Но сейчас война, и новых песен не поют.

Молодые годы проходят впустую.

Так что вот тебе новая песня, и не падай духом.

Пой, сестра, в немецких застенках

Это танго слез и отчаяния,

Танго страданий, танго войны.

Сердца наши горько рыдают.

Встанет ли солнце вновь?

Увидим ли мы красочный мир?

Издали свобода сквозь решетки улыбается нам.

И о свободе все наши мечты.

Но солнце пока не восходит.

Это все кажется невозможным, но это реальность, вот она, всего в паре километров отсюда. Даже в штабе ощущается дым, валящий из крематориев, – хотя я его и не вижу. Мы остаемся частью всего этого, а немцы действуют эффективно, они выигрывают войну. Мы продолжаем жить, потому что у нас есть надежда на жизнь, но дать волю этой надежде – безумие! В душе я хочу верить, что когда-нибудь снова окажусь на свободе, поскольку у меня нет таких сил, чтобы каждый день вставать и продолжать жить без надежды.

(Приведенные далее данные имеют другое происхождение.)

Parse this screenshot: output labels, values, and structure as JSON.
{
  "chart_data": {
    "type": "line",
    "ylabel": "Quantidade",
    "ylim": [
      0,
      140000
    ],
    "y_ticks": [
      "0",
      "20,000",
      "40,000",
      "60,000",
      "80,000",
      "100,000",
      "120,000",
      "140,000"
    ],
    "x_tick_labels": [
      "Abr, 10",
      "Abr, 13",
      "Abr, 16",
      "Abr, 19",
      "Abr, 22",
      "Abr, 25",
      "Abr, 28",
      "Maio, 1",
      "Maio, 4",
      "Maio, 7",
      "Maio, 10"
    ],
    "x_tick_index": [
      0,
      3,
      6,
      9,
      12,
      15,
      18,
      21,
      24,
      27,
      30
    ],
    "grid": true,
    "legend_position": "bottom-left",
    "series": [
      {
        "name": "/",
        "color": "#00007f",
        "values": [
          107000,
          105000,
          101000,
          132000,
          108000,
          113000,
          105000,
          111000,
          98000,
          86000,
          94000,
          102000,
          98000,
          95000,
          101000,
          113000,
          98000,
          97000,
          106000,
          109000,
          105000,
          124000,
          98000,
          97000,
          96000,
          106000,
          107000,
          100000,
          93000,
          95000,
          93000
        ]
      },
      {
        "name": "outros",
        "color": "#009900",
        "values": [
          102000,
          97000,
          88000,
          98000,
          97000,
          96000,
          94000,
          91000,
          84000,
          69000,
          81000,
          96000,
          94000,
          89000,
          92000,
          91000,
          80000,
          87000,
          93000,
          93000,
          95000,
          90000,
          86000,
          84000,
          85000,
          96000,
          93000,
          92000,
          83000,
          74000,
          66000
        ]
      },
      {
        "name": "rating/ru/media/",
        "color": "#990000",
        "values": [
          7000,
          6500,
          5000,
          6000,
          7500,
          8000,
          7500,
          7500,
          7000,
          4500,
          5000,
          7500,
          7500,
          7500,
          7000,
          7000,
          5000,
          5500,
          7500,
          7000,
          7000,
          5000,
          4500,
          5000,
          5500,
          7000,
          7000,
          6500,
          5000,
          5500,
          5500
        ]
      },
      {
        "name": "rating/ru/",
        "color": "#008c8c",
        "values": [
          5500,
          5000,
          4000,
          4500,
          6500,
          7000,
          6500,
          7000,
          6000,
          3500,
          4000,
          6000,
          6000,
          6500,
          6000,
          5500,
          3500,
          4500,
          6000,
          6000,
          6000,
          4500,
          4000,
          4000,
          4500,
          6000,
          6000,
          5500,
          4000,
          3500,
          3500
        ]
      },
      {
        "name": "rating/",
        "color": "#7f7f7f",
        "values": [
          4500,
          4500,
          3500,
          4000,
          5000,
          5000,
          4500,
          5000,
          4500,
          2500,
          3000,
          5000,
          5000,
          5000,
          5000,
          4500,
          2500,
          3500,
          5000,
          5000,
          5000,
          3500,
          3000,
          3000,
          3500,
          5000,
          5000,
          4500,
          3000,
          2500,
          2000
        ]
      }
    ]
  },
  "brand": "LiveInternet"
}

Смерть слишком реальна, а крематории слишком сильно гнетут нас. Надежда потому и жива, что без нее нам не выжить.

– Что случилось? – вторгается в мои горестные думы голос Марека.

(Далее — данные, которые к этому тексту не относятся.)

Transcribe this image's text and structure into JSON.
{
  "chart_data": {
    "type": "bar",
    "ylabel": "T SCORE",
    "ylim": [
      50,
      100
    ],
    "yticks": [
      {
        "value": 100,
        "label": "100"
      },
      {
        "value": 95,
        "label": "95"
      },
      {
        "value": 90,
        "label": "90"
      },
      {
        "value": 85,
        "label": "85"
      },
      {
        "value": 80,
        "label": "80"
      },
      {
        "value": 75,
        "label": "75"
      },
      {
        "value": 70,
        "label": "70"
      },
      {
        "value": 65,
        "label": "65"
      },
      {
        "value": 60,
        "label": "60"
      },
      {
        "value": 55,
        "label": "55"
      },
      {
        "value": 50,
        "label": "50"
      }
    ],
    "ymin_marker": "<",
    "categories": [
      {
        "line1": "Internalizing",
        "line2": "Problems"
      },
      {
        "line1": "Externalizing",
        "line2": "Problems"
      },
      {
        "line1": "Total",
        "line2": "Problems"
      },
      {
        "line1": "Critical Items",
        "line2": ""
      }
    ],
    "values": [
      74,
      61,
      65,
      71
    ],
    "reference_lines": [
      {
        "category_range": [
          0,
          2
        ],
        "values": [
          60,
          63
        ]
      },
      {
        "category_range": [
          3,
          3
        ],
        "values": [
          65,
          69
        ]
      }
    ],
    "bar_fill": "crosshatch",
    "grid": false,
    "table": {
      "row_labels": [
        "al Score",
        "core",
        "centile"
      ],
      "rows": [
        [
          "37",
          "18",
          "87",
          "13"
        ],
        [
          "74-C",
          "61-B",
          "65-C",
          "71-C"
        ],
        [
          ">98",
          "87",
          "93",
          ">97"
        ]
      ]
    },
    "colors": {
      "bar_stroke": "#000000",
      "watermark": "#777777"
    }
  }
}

– Этот поезд… – отвечаю я неуверенным, дрожащим голосом, – в нем были люди, все прилично одетые, они сидели там, словно нет никакой войны… словно мы не здесь. – Я прячусь за веревкой с бельем и вытираю слезы эсэсовскими кальсонами, чтобы никто не видел, как на меня вновь нахлынула тоска.

* * *

В десятке сантиметров от ноги приземляется камень. Текст простой, всего пара слов: Почему бы нам не попытаться бежать?

«И куда мы, Марек, побежим?» – мысленно спрашиваю я. Мы – евреи, и никто нам больше не поможет. Хоть сейчас и весна, моя юность умерла. Мы работаем, мы временно в безопасности, но у меня не осталось страсти к жизни. Я сижу в темноте, стараясь побороть непреодолимое желание разрыдаться. Как следует, хорошенько пореветь – но здесь даже этого нельзя. Я сжимаю кулаки и челюсти, пока слезы не отступают, словно морской отлив. Когда-нибудь, если мы останемся в живых, я наревусь вдоволь: буду плакать неделю, а то и дольше. Но не сегодня, не здесь.

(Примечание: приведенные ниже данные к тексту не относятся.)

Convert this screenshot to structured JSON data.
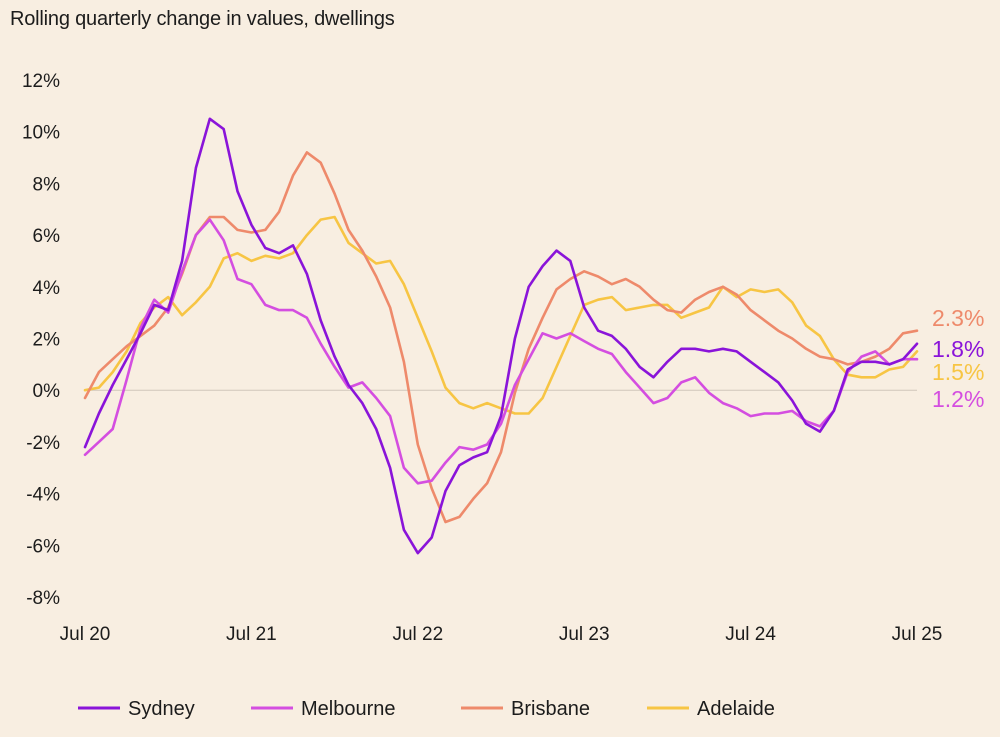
{
  "chart_data": {
    "type": "line",
    "title": "Rolling quarterly change in values, dwellings",
    "xlabel": "",
    "ylabel": "",
    "ylim": [
      -8,
      12
    ],
    "yticks": [
      12,
      10,
      8,
      6,
      4,
      2,
      0,
      -2,
      -4,
      -6,
      -8
    ],
    "ytick_labels": [
      "12%",
      "10%",
      "8%",
      "6%",
      "4%",
      "2%",
      "0%",
      "-2%",
      "-4%",
      "-6%",
      "-8%"
    ],
    "x_start": "Jul 20",
    "x_end": "Jul 25",
    "x_tick_labels": [
      "Jul 20",
      "Jul 21",
      "Jul 22",
      "Jul 23",
      "Jul 24",
      "Jul 25"
    ],
    "x_tick_months": [
      0,
      12,
      24,
      36,
      48,
      60
    ],
    "legend_position": "bottom",
    "series": [
      {
        "name": "Sydney",
        "color": "#8a14d9",
        "end_label": "1.8%",
        "values": [
          -2.2,
          -0.9,
          0.2,
          1.2,
          2.2,
          3.3,
          3.1,
          5.0,
          8.6,
          10.5,
          10.1,
          7.7,
          6.4,
          5.5,
          5.3,
          5.6,
          4.5,
          2.7,
          1.3,
          0.2,
          -0.5,
          -1.5,
          -3.0,
          -5.4,
          -6.3,
          -5.7,
          -3.9,
          -2.9,
          -2.6,
          -2.4,
          -1.0,
          2.0,
          4.0,
          4.8,
          5.4,
          5.0,
          3.2,
          2.3,
          2.1,
          1.6,
          0.9,
          0.5,
          1.1,
          1.6,
          1.6,
          1.5,
          1.6,
          1.5,
          1.1,
          0.7,
          0.3,
          -0.4,
          -1.3,
          -1.6,
          -0.8,
          0.8,
          1.1,
          1.1,
          1.0,
          1.2,
          1.8
        ]
      },
      {
        "name": "Melbourne",
        "color": "#d44ee0",
        "end_label": "1.2%",
        "values": [
          -2.5,
          -2.0,
          -1.5,
          0.4,
          2.4,
          3.5,
          3.0,
          4.6,
          6.0,
          6.6,
          5.8,
          4.3,
          4.1,
          3.3,
          3.1,
          3.1,
          2.8,
          1.8,
          0.9,
          0.1,
          0.3,
          -0.3,
          -1.0,
          -3.0,
          -3.6,
          -3.5,
          -2.8,
          -2.2,
          -2.3,
          -2.1,
          -1.3,
          0.2,
          1.2,
          2.2,
          2.0,
          2.2,
          1.9,
          1.6,
          1.4,
          0.7,
          0.1,
          -0.5,
          -0.3,
          0.3,
          0.5,
          -0.1,
          -0.5,
          -0.7,
          -1.0,
          -0.9,
          -0.9,
          -0.8,
          -1.2,
          -1.4,
          -0.8,
          0.7,
          1.3,
          1.5,
          1.0,
          1.2,
          1.2
        ]
      },
      {
        "name": "Brisbane",
        "color": "#ee8a6b",
        "end_label": "2.3%",
        "values": [
          -0.3,
          0.7,
          1.2,
          1.7,
          2.1,
          2.5,
          3.2,
          4.5,
          6.0,
          6.7,
          6.7,
          6.2,
          6.1,
          6.2,
          6.9,
          8.3,
          9.2,
          8.8,
          7.6,
          6.2,
          5.4,
          4.4,
          3.2,
          1.1,
          -2.1,
          -3.8,
          -5.1,
          -4.9,
          -4.2,
          -3.6,
          -2.4,
          -0.1,
          1.6,
          2.8,
          3.9,
          4.3,
          4.6,
          4.4,
          4.1,
          4.3,
          4.0,
          3.5,
          3.1,
          3.0,
          3.5,
          3.8,
          4.0,
          3.7,
          3.1,
          2.7,
          2.3,
          2.0,
          1.6,
          1.3,
          1.2,
          1.0,
          1.1,
          1.3,
          1.6,
          2.2,
          2.3
        ]
      },
      {
        "name": "Adelaide",
        "color": "#f7c544",
        "end_label": "1.5%",
        "values": [
          0.0,
          0.1,
          0.7,
          1.5,
          2.6,
          3.2,
          3.6,
          2.9,
          3.4,
          4.0,
          5.1,
          5.3,
          5.0,
          5.2,
          5.1,
          5.3,
          6.0,
          6.6,
          6.7,
          5.7,
          5.3,
          4.9,
          5.0,
          4.1,
          2.8,
          1.5,
          0.1,
          -0.5,
          -0.7,
          -0.5,
          -0.7,
          -0.9,
          -0.9,
          -0.3,
          0.9,
          2.1,
          3.3,
          3.5,
          3.6,
          3.1,
          3.2,
          3.3,
          3.3,
          2.8,
          3.0,
          3.2,
          4.0,
          3.6,
          3.9,
          3.8,
          3.9,
          3.4,
          2.5,
          2.1,
          1.2,
          0.6,
          0.5,
          0.5,
          0.8,
          0.9,
          1.5
        ]
      }
    ]
  }
}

Бригада Марека больше не работает у макаронной фабрики. Я отмечаю про себя его отсутствие теми же мыслями, что и исчезновение других узников, – опасаюсь, что он погиб.


Стоит теплая погода. Близится лето, и белье теперь сохнет быстро. Мы отобрали рубашки, которые уже можно складывать, они отправляются в корзину. Я нагибаюсь, чтобы сорвать на закуску нежные ростки травы, но тут на меня падает чья-то тень. Прищурившись, я поднимаю взгляд, и вижу перед собой всадницу. Милые, изящные локоны ее белокурых волос льются по плечам. В ее сапогах, словно в зеркалах, отражается солнце. Я видела ее и раньше – скачущей верхом по лагерным полям. Она так красива, и я рядом с ней чувствую себя мелкой и ничтожной.

Она ослабляет узду. Конь нетерпеливо трясет головой и тянется ртом к траве, которую я только что собирала. Она позволяет ему попастись, а сама обозревает местность. Затем натягивает узду, цокает своему жеребцу и с развевающимися за спиной кудрями галопом несется через поля. Меня пронзают иголки воспоминаний: у меня тоже были длинные волосы… у меня тоже были кудри… я тоже каталась на нашем пахотном коне…

На площадку возвращаются Данка с Диной.

– Наведывалась начальница Грезе, – сообщаю я. Мы много раз видели, как она верхом скачет по полям, и с тех пор как она впервые появилась в лагере, ее красота стала предметом постоянных пересудов.

– Чего она хотела? – нервничает Данка.

– Не знаю. Она мне не докладывает.

– Она была верхом?

– Угу. – Мы развешиваем новую порцию белья.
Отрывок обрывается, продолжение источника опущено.